The coefficients from the fitted object are forecast using a univariate time series model.
The forecast coefficients are then multiplied by the basis functions to
obtain a forecast demographic rate curve.
Usage
## S3 method for class 'fdm'
forecast(object, h = 50, level=80, jumpchoice = c("fit", "actual"), method =
"arima", warnings=FALSE, ...)
Arguments
object
Output from fdm.
h
Forecast horizon.
level
Confidence level for prediction intervals.
jumpchoice
If "actual", the forecasts are bias-adjusted by the difference between the fit and the last year of observed data.

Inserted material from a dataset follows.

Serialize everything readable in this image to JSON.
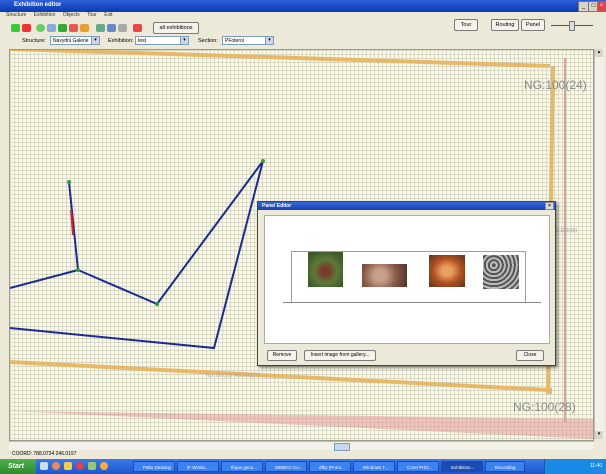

Otherwise, no adjustment is used.
method
Forecasting method to be used.
warnings
If TRUE, warnings arising from the forecast models for coefficients will be shown. Most of these can be ignored, so the default is warnings=FALSE.
...
Other arguments as for forecast.ftsm.
Value
Object of class fmforecast with the following components:
label
Name of region from which the data are taken.
age
Ages from lcaout object.
year
Years from lcaout object.
rate
List of matrices containing forecasts, lower bound and upper bound of prediction intervals.
Point forecast matrix takes the same name as the series that has been forecast.
error
Matrix of one-step errors for historical data
fitted
Matrix of one-step forecasts for historical data
coeff
List of objects of type forecast containing the coefficients and their forecasts.
coeff.error
One-step errors for each of the coefficients.
var
List containing the various components of variance: model, error, mean, total and coeff.
model
Fitted model in obj.
type
Type of data: “mortality”, “fertility” or “migration”.